The assault on a game official infuriated NHL President Clarence Campbell, and as a result of Richard’s brazen behavior, Campbell and the NHL authorities suspended him for the final three games of the season, and for the entirety of the Stanley Cup playoffs. The decision outraged Montreal’s fans, who believed that Richard was being personally targeted by Campbell, while Laycoe received little punishment.

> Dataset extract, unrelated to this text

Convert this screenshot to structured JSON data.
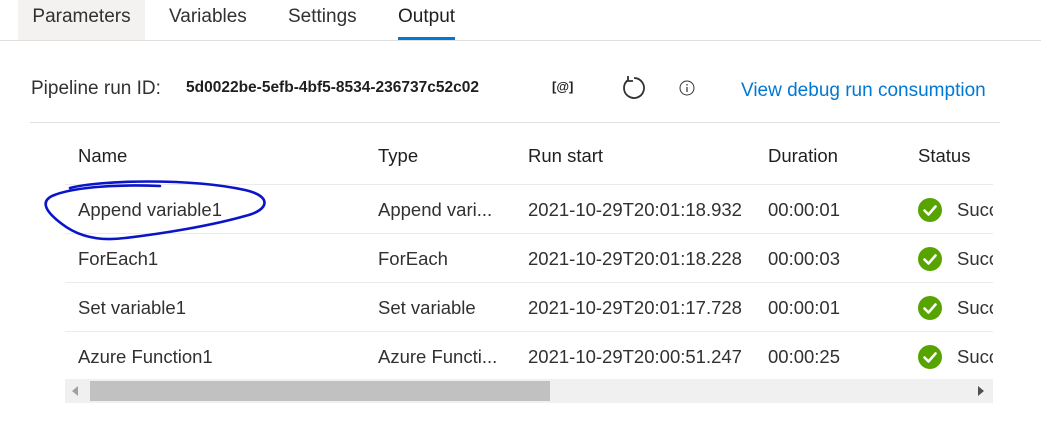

The anger culminated at the Canadiens’ next game: a game against the Detroit Red Wings on March 17, 1955, hosted in Montreal. That day, Clarence Campbell actually appeared at the game, as he had been scheduled to, further provoking the ire of Canadiens fans. During the game in which Montreal was losing 4-1, fans began to hurl garbage and fruit in Campbell’s direction, with one fan even going directly up to the President to rub a tomato on him. Minutes later, what appeared to be a homemade explosive filled with tear gas detonated inside the stadium. Chaos erupted, and as the stadium emptied, a massive riot began to unfold in the streets outside, lasting for many hours and resulting in numerous cars being overturned, windows being smashed, and even gunshots. In total, 137 people were arrested for rioting, and the mayhem was only calmed down after much of the night had gone by, when Maurice Richard himself went on television and the radio to demand that his fans settle down. As a result of the riot, the game against the Red Wings was forfeited, and the NHL began to implement new rules regarding brawls. Richard ultimately accepted his suspension, but his name would go down in history for the carnage his punishment unleashed.
While the NHL may not be known for the number of forfeited games in its history, the two instances that did result in defaulted games are extremely memorable. Whether it is the Wanderers’ string of misfortunes or the unmatchable chaos of the Richard Riot, NHL fans will never have a lack of things to talk about when it comes to the history of forfeited games in their sport.